When we presented the proposal for a Memorandum of Solidarity with Indigenous Peoples to the General Assembly of “Occupy Oakland” on October 28, several individuals came forward to pose deeply felt questions about what – exactly – we were asking of them.

Ultimately, what they were asking is whether or not we were asking them, as non-indigenous people, the impossible? Would their solidarity with us require them to give up their lands, their resources, their ways of life, so that we – who numbered so few, after all – could have more? Could have it all?

I have thought much about what a proposal of solidarity with indigenous peoples is asking of the citizens and immigrants of Oakland, California, and the United States. What does it mean to ask them to “aspire to “Decolonize Oakland” – not occupy it – in solidarity with the indigenous peoples of Oakland? Of California? Of the United States?

The History Question:
Oakland is Already Occupied Lands

Genuine solidarity assumes historical understanding. It assumes an understanding of the very basics of how indigenous peoples have been and continue to be: 1) denied their basic human rights to self-determination and self-definition; 2) defrauded of their lands; 3) targeted by military programs of genocide, enslavement, extraction, and pollution; 4) objectified through physical and sexual forms of violence and discrimination; 5) profiled in hate – sometimes in forms of romance and sometimes in forms of crime and police brutality.

The Chochenyo Ohlone people – the people indigenous to what is now Oakland – and several of their indigenous brothers and sisters throughout the State of California and the United States – have experienced such relentless colonial and imperial efforts that they now have no collective territory of their own. No recognized legal status or rights as indigenous. No means to self-government and self-sufficiency on the lands and in the waters that once sustained them.

The Chochenyo Ohlone people, like so many indigenous peoples in California and the United States, live with the historical and real consequences of a post-colonial, post-imperial stress disorder: displaced, defrauded, targeted, objectified, degraded, depressed.

Genuine solidarity with indigenous peoples assumes a basic understanding of how histories of colonization and imperialism have produced and still produce the legal and economic possibility for Oakland. For San Francisco. For San Jose. For all of the colonies-now-municipalities of the San Francisco bay area, northern California, and the west coast of the United States.

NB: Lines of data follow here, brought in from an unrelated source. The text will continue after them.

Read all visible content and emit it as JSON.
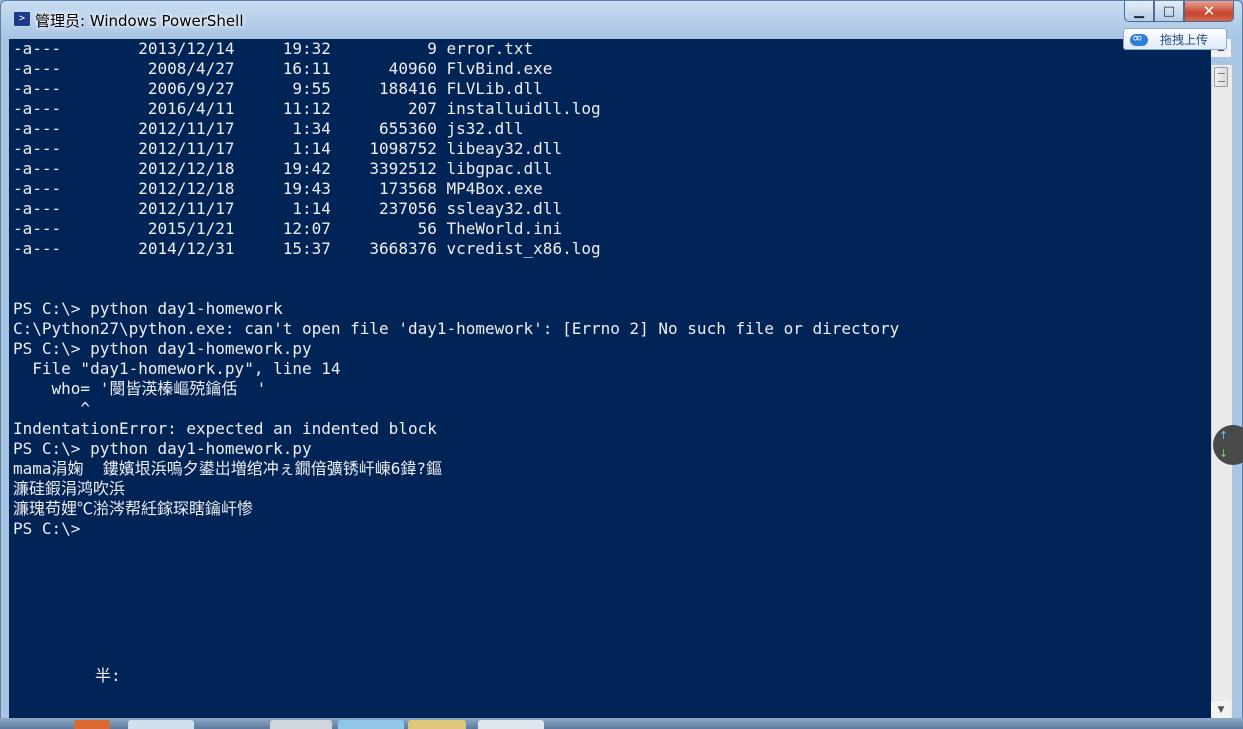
{
  "window": {
    "title": "管理员: Windows PowerShell",
    "icon": "powershell-icon",
    "buttons": {
      "minimize": "▁",
      "maximize": "□",
      "close": "✕"
    }
  },
  "upload_badge": {
    "label": "拖拽上传",
    "icon": "baidu-cloud-icon"
  },
  "console": {
    "lines": [
      "-a---        2013/12/14     19:32          9 error.txt",
      "-a---         2008/4/27     16:11      40960 FlvBind.exe",
      "-a---         2006/9/27      9:55     188416 FLVLib.dll",
      "-a---         2016/4/11     11:12        207 installuidll.log",
      "-a---        2012/11/17      1:34     655360 js32.dll",
      "-a---        2012/11/17      1:14    1098752 libeay32.dll",
      "-a---        2012/12/18     19:42    3392512 libgpac.dll",
      "-a---        2012/12/18     19:43     173568 MP4Box.exe",
      "-a---        2012/11/17      1:14     237056 ssleay32.dll",
      "-a---         2015/1/21     12:07         56 TheWorld.ini",
      "-a---        2014/12/31     15:37    3668376 vcredist_x86.log",
      "",
      "",
      "PS C:\\> python day1-homework",
      "C:\\Python27\\python.exe: can't open file 'day1-homework': [Errno 2] No such file or directory",
      "PS C:\\> python day1-homework.py",
      "  File \"day1-homework.py\", line 14",
      "    who= '閿皆渶榛嶇殑鑰佸  '",
      "       ^",
      "IndentationError: expected an indented block",
      "PS C:\\> python day1-homework.py",
      "mama涓婅  鏤嬪垠浜嗚夕鍙岀増绾冲ぇ鐗偣彍锈屽崠6鍏?鏂",
      "濂硅鍜涓鸿吹浜",
      "濂瑰苟娌℃湁涔帮紝鎵琛瞎鑰屽惨",
      "PS C:\\>"
    ],
    "ime_hint": "半:"
  },
  "scrollbar": {
    "up": "▲",
    "down": "▼"
  },
  "side_widget": {
    "up": "↑",
    "down": "↓"
  },
  "colors": {
    "console_bg": "#012456",
    "console_fg": "#eeedf0"
  }
}
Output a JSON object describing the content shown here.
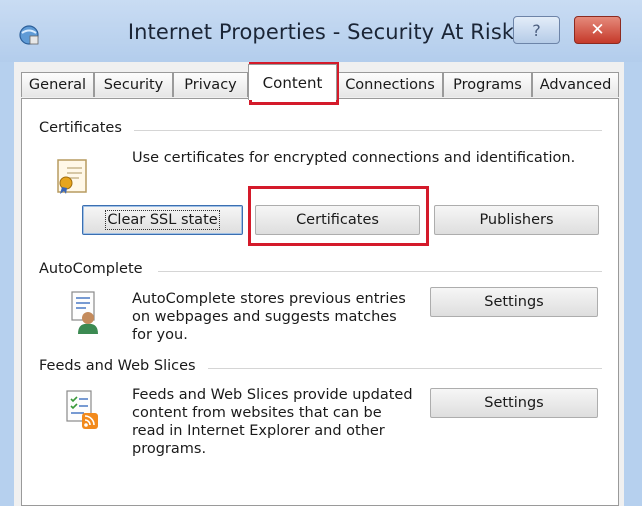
{
  "window": {
    "title": "Internet Properties - Security At Risk",
    "help_glyph": "?",
    "close_glyph": "✕"
  },
  "tabs": [
    {
      "label": "General"
    },
    {
      "label": "Security"
    },
    {
      "label": "Privacy"
    },
    {
      "label": "Content",
      "active": true
    },
    {
      "label": "Connections"
    },
    {
      "label": "Programs"
    },
    {
      "label": "Advanced"
    }
  ],
  "certificates": {
    "title": "Certificates",
    "description": "Use certificates for encrypted connections and identification.",
    "clear_ssl_button": "Clear SSL state",
    "certificates_button": "Certificates",
    "publishers_button": "Publishers",
    "icon": "certificate-icon"
  },
  "autocomplete": {
    "title": "AutoComplete",
    "description_line1": "AutoComplete stores previous entries",
    "description_line2": "on webpages and suggests matches",
    "description_line3": "for you.",
    "settings_button": "Settings",
    "icon": "autocomplete-icon"
  },
  "feeds": {
    "title": "Feeds and Web Slices",
    "description_line1": "Feeds and Web Slices provide updated",
    "description_line2": "content from websites that can be",
    "description_line3": "read in Internet Explorer and other",
    "description_line4": "programs.",
    "settings_button": "Settings",
    "icon": "feeds-icon"
  },
  "colors": {
    "highlight": "#d41a2a",
    "title_bar": "#b6d0ee",
    "close_button": "#c5392a"
  }
}
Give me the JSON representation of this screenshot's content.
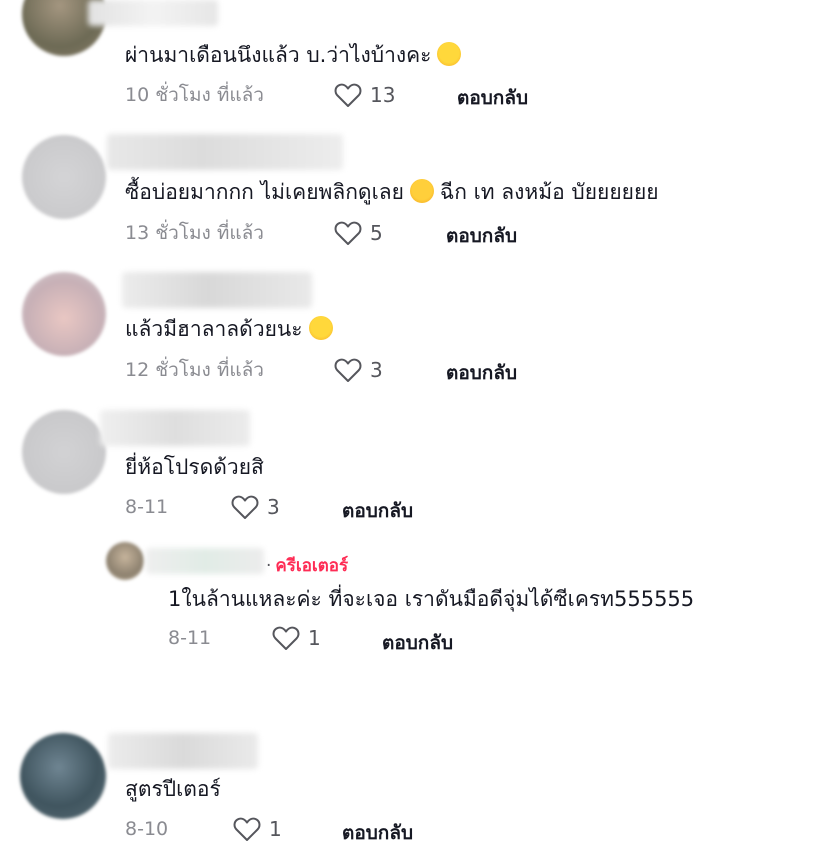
{
  "colors": {
    "text": "#161823",
    "meta": "#8a8b91",
    "creator_badge": "#fe2c55"
  },
  "comments": [
    {
      "text": "ผ่านมาเดือนนึงแล้ว บ.ว่าไงบ้างคะ",
      "emoji": "tears-of-joy-emoji",
      "time": "10 ชั่วโมง ที่แล้ว",
      "likes": "13",
      "reply": "ตอบกลับ"
    },
    {
      "text_before": "ซื้อบ่อยมากกก ไม่เคยพลิกดูเลย",
      "emoji": "flushed-face-emoji",
      "text_after": "ฉีก เท ลงหม้อ บัยยยยยย",
      "time": "13 ชั่วโมง ที่แล้ว",
      "likes": "5",
      "reply": "ตอบกลับ"
    },
    {
      "text": "แล้วมีฮาลาลด้วยนะ",
      "emoji": "grinning-sweat-emoji",
      "time": "12 ชั่วโมง ที่แล้ว",
      "likes": "3",
      "reply": "ตอบกลับ"
    },
    {
      "text": "ยี่ห้อโปรดด้วยสิ",
      "time": "8-11",
      "likes": "3",
      "reply": "ตอบกลับ",
      "replies": [
        {
          "badge_separator": "·",
          "badge": "ครีเอเตอร์",
          "text": "1ในล้านแหละค่ะ ที่จะเจอ เราดันมือดีจุ่มได้ซีเครท555555",
          "time": "8-11",
          "likes": "1",
          "reply": "ตอบกลับ"
        }
      ]
    },
    {
      "text": "สูตรปีเตอร์",
      "time": "8-10",
      "likes": "1",
      "reply": "ตอบกลับ"
    }
  ]
}
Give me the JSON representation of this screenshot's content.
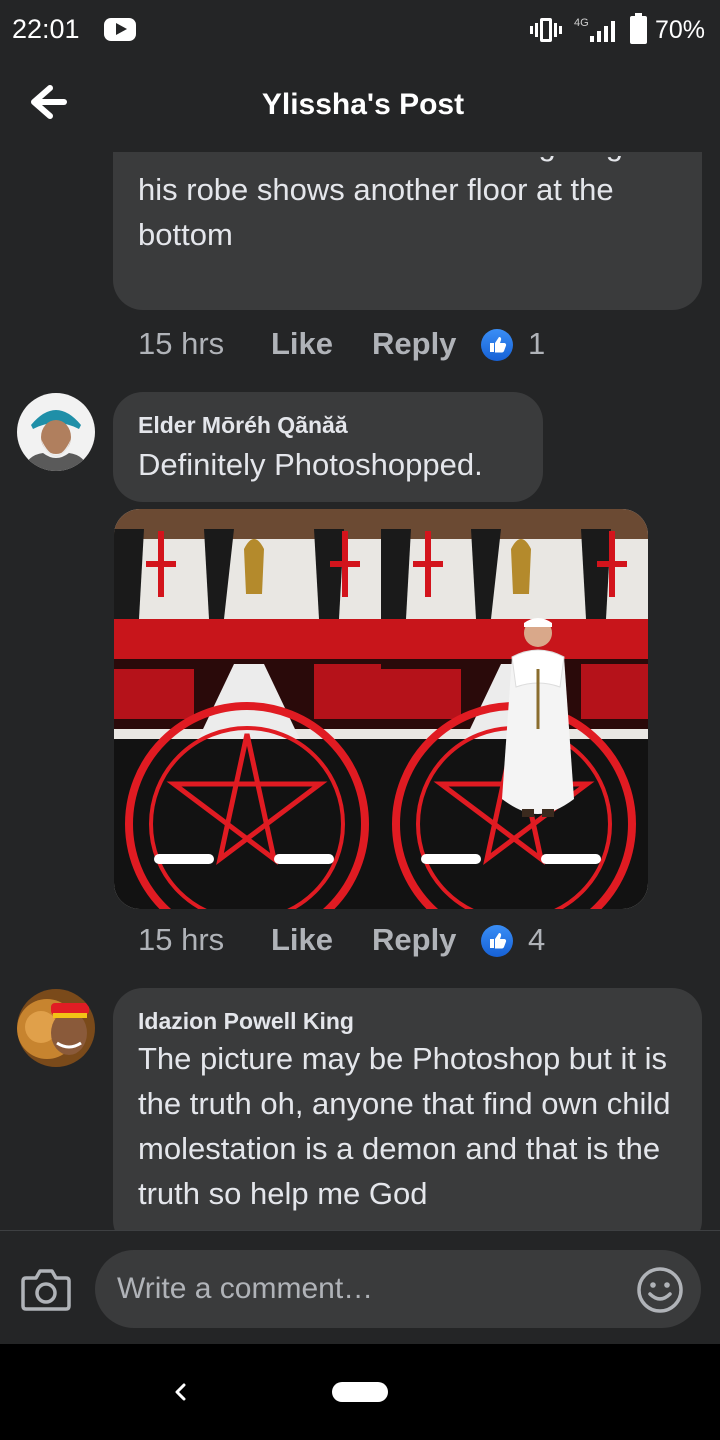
{
  "status_bar": {
    "time": "22:01",
    "network": "4G",
    "battery": "70%",
    "icons": [
      "youtube-icon",
      "vibrate-icon",
      "signal-icon",
      "battery-icon"
    ]
  },
  "header": {
    "title": "Ylissha's Post",
    "back_icon": "arrow-left-icon"
  },
  "comments": [
    {
      "author": "",
      "text": "doesn't blend with the room lighting and his robe shows another floor at the bottom",
      "time": "15 hrs",
      "like": "Like",
      "reply": "Reply",
      "reactions": "1"
    },
    {
      "author": "Elder Mōréh Qãnăă",
      "text": "Definitely Photoshopped.",
      "time": "15 hrs",
      "like": "Like",
      "reply": "Reply",
      "reactions": "4",
      "has_image": true
    },
    {
      "author": "Idazion Powell King",
      "text": "The picture may be Photoshop but it is the truth oh, anyone that find own child molestation is a demon and that is the truth so help me God"
    }
  ],
  "composer": {
    "placeholder": "Write a comment…",
    "camera_icon": "camera-icon",
    "emoji_icon": "emoji-icon"
  },
  "colors": {
    "background": "#242526",
    "bubble": "#3a3b3c",
    "text_primary": "#e4e6eb",
    "text_secondary": "#b0b3b8",
    "like_blue": "#1877f2"
  }
}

You are on occupied lands!

“Decolonize Oakland”

We can still alter our course. It is NOT too late. We still have options. We need the courage to change our values to the regeneration of our families, the life that surrounds us. Given this opportunity, we can raise ourselves. We must join hands with the rest of Creation and speak of Common Sense, Responsibility, Brotherhood, and PEACE. We must understand that The Law is the Seed and only as True Partners can we survive.

Oren Lyons, Chief, Onondaga Nation

The “Occupy Wall Street” movement is a movement mobilized by the exploitations, degradations, indignities, and incestuousness of U.S. capitalism, corporate greed, and political corruption.

“We are the 99%” because – as so many others – indigenous peoples have lost their homes, their jobs, their dignity in a legal-economic system that indentures them to it in perpetuity. 25% of indigenous peoples in the United States live below the poverty line. They have lost their lands, their jobs, their opportunities. And, as a kind of joke only capitalism can laugh at, the only viable economic options indigenous peoples have been presented in this system is to either open casinos or lease their lands to corporations and government agencies for resource extraction and toxic waste storage.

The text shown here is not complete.